I was born at quarter to three on a hot, sunny, Saturday afternoon in August at my parents’ home on Kingsford Avenue in Nottingham. The popular rhyme goes that, Saturday’s child ‘works hard for its living’ and nothing throughout my life has ever been more apt. Throughout my Mother’s pregnancy with me, my Mother tells me that she simply ‘couldn’t stop.’ She always seemed to be on a mission whether cooking, cleaning or improving the house in some way. On the day that I was born, she woke early and knew that she was going to give birth that day. My Father went off to work at Player’s factory and during the time that he was away, my mother cooked his dinner, made apple pies, trimmed the garden hedge and then called the Midwife. I think my Mother was probably desperate for me to be born, if only so that she could finally just stop and rest.

My Mother always says,’ You have never stopped since you were born. You’ve always been doing something.’ When I went to secondary school at the age of eleven, I also had a ballet scholarship with the Royal Academy of Dance. All my free time was spent doing ballet. The challenges of a brand new and academic school, coupled with all the physical demands on me with dance, meant that when Christmas finally arrived in 1980, I spent much of it asleep and showing signs of exhaustion. My Dad claims that I could barely move for much of the holiday as I was so tired.  Yet come January, I was back raring to go and ready to give my all to ballet and school.

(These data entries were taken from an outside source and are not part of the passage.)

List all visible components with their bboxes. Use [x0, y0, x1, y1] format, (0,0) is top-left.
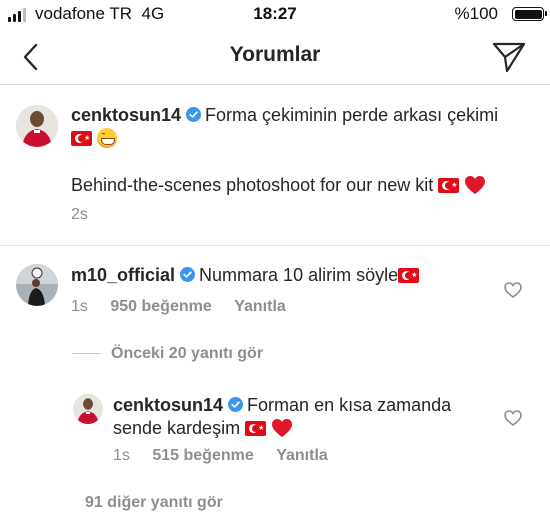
comment-likes[interactable]: 950 beğenme — [110, 298, 211, 315]
heart-outline-icon[interactable] — [504, 282, 522, 298]
reply-text-line1: Forman en kısa zamanda — [247, 395, 452, 415]
reply-item: cenktosun14 Forman en kısa zamanda sende … — [0, 386, 550, 476]
comment-item: m10_official Nummara 10 alirim söyle ★ 1s … — [0, 246, 550, 336]
divider — [73, 353, 101, 355]
reply-text: cenktosun14 Forman en kısa zamanda sende … — [113, 394, 493, 440]
status-bar: vodafone TR 4G 18:27 %100 — [0, 0, 550, 30]
reply-button[interactable]: Yanıtla — [276, 447, 328, 464]
verified-badge-icon — [186, 107, 202, 122]
avatar[interactable] — [16, 105, 58, 147]
comment-username[interactable]: m10_official — [71, 265, 175, 285]
comment-text-line: m10_official Nummara 10 alirim söyle ★ — [71, 264, 420, 287]
nav-bar: Yorumlar — [0, 30, 550, 85]
verified-badge-icon — [228, 397, 244, 412]
avatar[interactable] — [16, 264, 58, 306]
more-replies-link[interactable]: 91 diğer yanıtı gör — [85, 494, 223, 512]
grinning-face-icon — [97, 128, 118, 148]
page-title: Yorumlar — [229, 43, 321, 66]
turkey-flag-icon: ★ — [71, 131, 92, 146]
caption-text-en-line: Behind-the-scenes photoshoot for our new… — [71, 174, 541, 197]
reply-meta: 1s 515 beğenme Yanıtla — [113, 447, 328, 465]
red-heart-icon — [465, 176, 486, 194]
reply-button[interactable]: Yanıtla — [234, 298, 286, 315]
caption-username[interactable]: cenktosun14 — [71, 105, 181, 125]
reply-username[interactable]: cenktosun14 — [113, 395, 223, 415]
heart-outline-icon[interactable] — [504, 410, 522, 426]
turkey-flag-icon: ★ — [245, 421, 267, 436]
red-heart-icon — [272, 419, 293, 437]
view-replies-link[interactable]: Önceki 20 yanıtı gör — [73, 345, 263, 363]
view-replies-label: Önceki 20 yanıtı gör — [111, 345, 264, 362]
comment-time: 1s — [71, 298, 88, 315]
direct-send-icon[interactable] — [492, 40, 526, 74]
caption-time: 2s — [71, 206, 88, 223]
comment-text: Nummara 10 alirim söyle — [199, 265, 399, 285]
battery-icon — [512, 7, 547, 21]
reply-likes[interactable]: 515 beğenme — [152, 447, 253, 464]
turkey-flag-icon: ★ — [398, 268, 420, 283]
battery-percent: %100 — [454, 4, 498, 23]
reply-text-line2: sende kardeşim — [113, 418, 241, 438]
turkey-flag-icon: ★ — [438, 178, 460, 193]
reply-time: 1s — [113, 447, 130, 464]
caption-text-en: Behind-the-scenes photoshoot for our new… — [71, 175, 434, 195]
caption-text-tr: Forma çekiminin perde arkası çekimi — [205, 105, 499, 125]
post-caption: cenktosun14 Forma çekiminin perde arkası … — [0, 84, 550, 246]
avatar[interactable] — [73, 394, 103, 424]
more-replies-label: 91 diğer yanıtı gör — [85, 494, 223, 511]
verified-badge-icon — [180, 267, 196, 282]
comment-meta: 1s 950 beğenme Yanıtla — [71, 298, 286, 316]
caption-text: cenktosun14 Forma çekiminin perde arkası … — [71, 104, 536, 150]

This has pretty much been the case throughout my life. I will just keep going and going and then suddenly, I need to stop and replenish my energy reserves. I’ve never been able to switch off. From my childhood, I could never just sit and watch television. I always had to be doing something. This is still the case even now. I need to do something. If I spot a mark somewhere, I can never leave it. I must get up and clean it.

alone bed bedroom blur
Photo by Pixabay on

Perhaps one of the reasons why I struggled with depression so much, was that some days I really couldn’t even get out of bed. To me, this was a horrific experience. I’d lie in bed, unable to get up and my mind would be overcome with guilt at all the things that I needed to do. Yet what helped me through this difficult time, was in trying not to be so hard on myself. I developed the mantra, ‘I’ll do what I can. As and when. Bit by bit.’ This meant that I’d end up getting far more completed than if I just tried to tackle everything in one go. Sometimes the sheer size of completing something would be the biggest mountain to face.

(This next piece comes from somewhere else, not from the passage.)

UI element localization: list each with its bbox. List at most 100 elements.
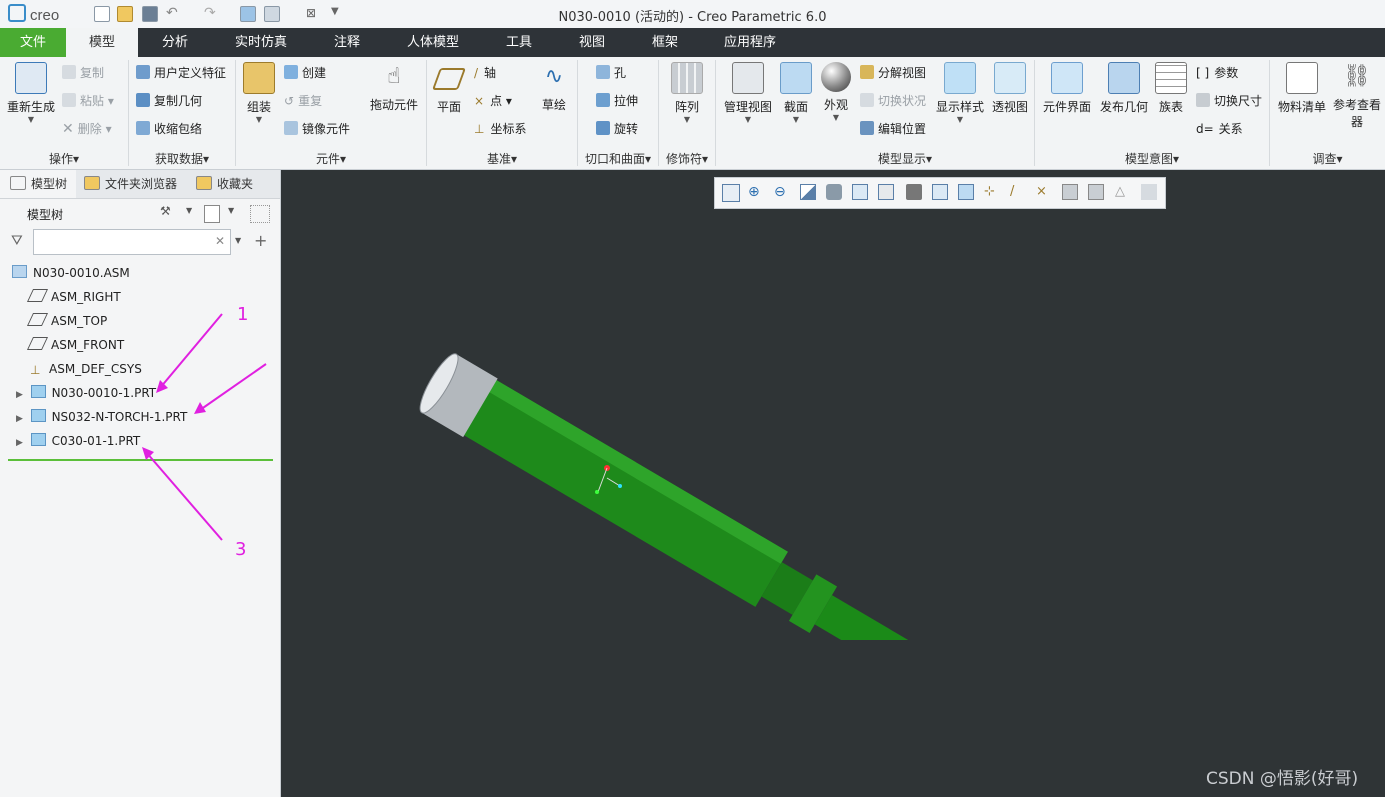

Today is the first day of my half-term holiday. I haven’t had a break since July from working. This half-term has been incredibly busy and when I woke this morning, I felt the familiar signs of exhaustion. I’ve had quite a difficult few months recently, for many reasons. I have been carrying on, when in all honesty, I should have stopped. I wanted to give the house a thorough deep clean. You know get everything out of all the cupboards and clean those items like the blinds and behind radiators. The truth is, I just don’t have the energy. I need to reboot. I wanted to write a very long review of the Queen movie that we went to see last night. But my mind won’t play ball and I end up garbling my words, much as I am probably doing now.

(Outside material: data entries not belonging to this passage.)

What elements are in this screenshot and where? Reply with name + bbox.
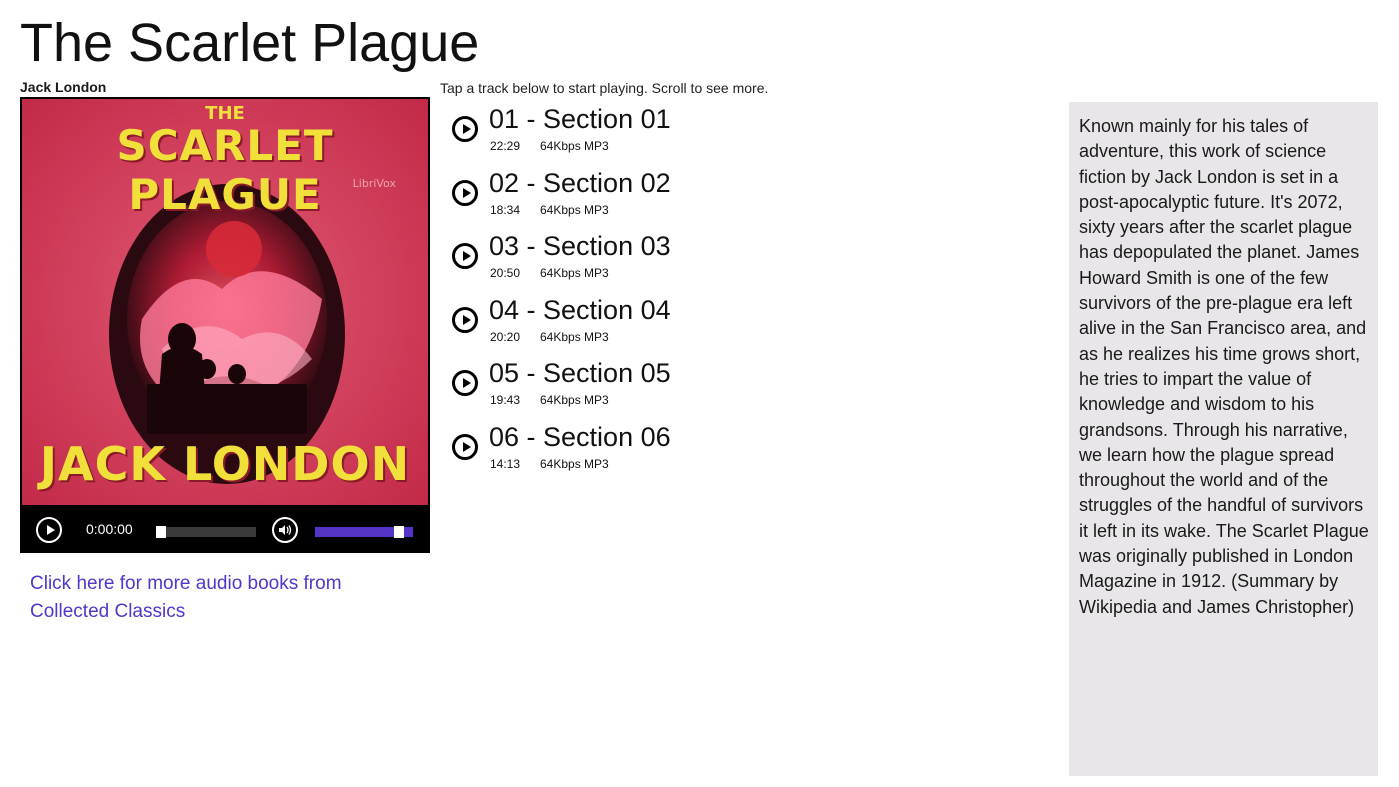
cover-publisher-text: LibriVox bbox=[352, 177, 396, 190]
track-duration: 18:34 bbox=[490, 202, 521, 217]
play-icon bbox=[46, 525, 55, 535]
track-format: 64Kbps MP3 bbox=[540, 456, 609, 471]
play-circle-icon[interactable] bbox=[452, 433, 478, 460]
author-name: Jack London bbox=[20, 79, 107, 95]
play-circle-icon[interactable] bbox=[452, 179, 478, 206]
playback-time: 0:00:00 bbox=[86, 521, 133, 537]
track-list: 01 - Section 01 22:29 64Kbps MP3 02 - Se… bbox=[450, 104, 910, 485]
play-circle-icon[interactable] bbox=[452, 370, 478, 396]
track-format: 64Kbps MP3 bbox=[540, 266, 609, 280]
track-item[interactable]: 03 - Section 03 20:50 64Kbps MP3 bbox=[450, 231, 910, 295]
track-format: 64Kbps MP3 bbox=[540, 393, 609, 407]
volume-button[interactable] bbox=[272, 517, 298, 543]
play-circle-icon[interactable] bbox=[452, 116, 478, 142]
description-panel: Known mainly for his tales of adventure,… bbox=[1069, 102, 1378, 776]
track-item[interactable]: 05 - Section 05 19:43 64Kbps MP3 bbox=[450, 358, 910, 422]
track-title: 01 - Section 01 bbox=[489, 104, 671, 134]
track-title: 04 - Section 04 bbox=[489, 294, 671, 325]
track-format: 64Kbps MP3 bbox=[540, 139, 609, 153]
track-duration: 20:50 bbox=[490, 266, 521, 280]
track-title: 06 - Section 06 bbox=[489, 421, 671, 452]
more-audiobooks-link[interactable]: Click here for more audio books from Col… bbox=[30, 570, 410, 626]
play-button[interactable] bbox=[36, 517, 62, 543]
track-title: 03 - Section 03 bbox=[489, 231, 671, 261]
track-title: 02 - Section 02 bbox=[489, 167, 671, 198]
track-item[interactable]: 02 - Section 02 18:34 64Kbps MP3 bbox=[450, 168, 910, 232]
audiobook-page: The Scarlet Plague Jack London THE SCARL… bbox=[0, 0, 1399, 787]
track-duration: 22:29 bbox=[490, 139, 521, 153]
cover-author-text: JACK LONDON bbox=[39, 437, 411, 491]
track-duration: 20:20 bbox=[490, 329, 521, 344]
track-item[interactable]: 01 - Section 01 22:29 64Kbps MP3 bbox=[450, 104, 910, 168]
track-duration: 19:43 bbox=[490, 393, 521, 407]
track-title: 05 - Section 05 bbox=[489, 358, 671, 388]
track-instruction: Tap a track below to start playing. Scro… bbox=[440, 80, 769, 96]
track-duration: 14:13 bbox=[490, 456, 521, 471]
speaker-icon bbox=[279, 525, 292, 535]
volume-thumb[interactable] bbox=[394, 526, 404, 538]
book-description: Known mainly for his tales of adventure,… bbox=[1079, 116, 1369, 617]
track-item[interactable]: 04 - Section 04 20:20 64Kbps MP3 bbox=[450, 295, 910, 359]
seek-bar[interactable] bbox=[156, 527, 256, 537]
play-circle-icon[interactable] bbox=[452, 243, 478, 269]
cover-art: THE SCARLET PLAGUE LibriVox JACK LONDON bbox=[20, 97, 430, 507]
page-title: The Scarlet Plague bbox=[20, 13, 480, 73]
cover-title-text: SCARLET PLAGUE bbox=[116, 121, 334, 219]
track-format: 64Kbps MP3 bbox=[540, 329, 609, 344]
track-item[interactable]: 06 - Section 06 14:13 64Kbps MP3 bbox=[450, 422, 910, 486]
seek-thumb[interactable] bbox=[156, 526, 166, 538]
track-format: 64Kbps MP3 bbox=[540, 202, 609, 217]
audio-player: 0:00:00 bbox=[20, 507, 430, 553]
play-circle-icon[interactable] bbox=[452, 306, 478, 333]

So, against every gene in my body, I am going to relax for the rest of today. It’s so hard for me to do. I’m desperate to clean the fridge out. I want to wash the stairs down. I want to make a lasagne and cakes for the week. But cleaning can wait for a day or two. So, can cooking. You hear so much these days about ‘self-care’ and to me that sounds incredibly selfish. But today I’m going to do just that. Watch some trashy film, put my feet up and recharge. I need to do this so that I am ready to face the next half of term with boundless amounts of energy.  And writing? Well, that’s all for today folks. Normal service will be resumed as soon as possible.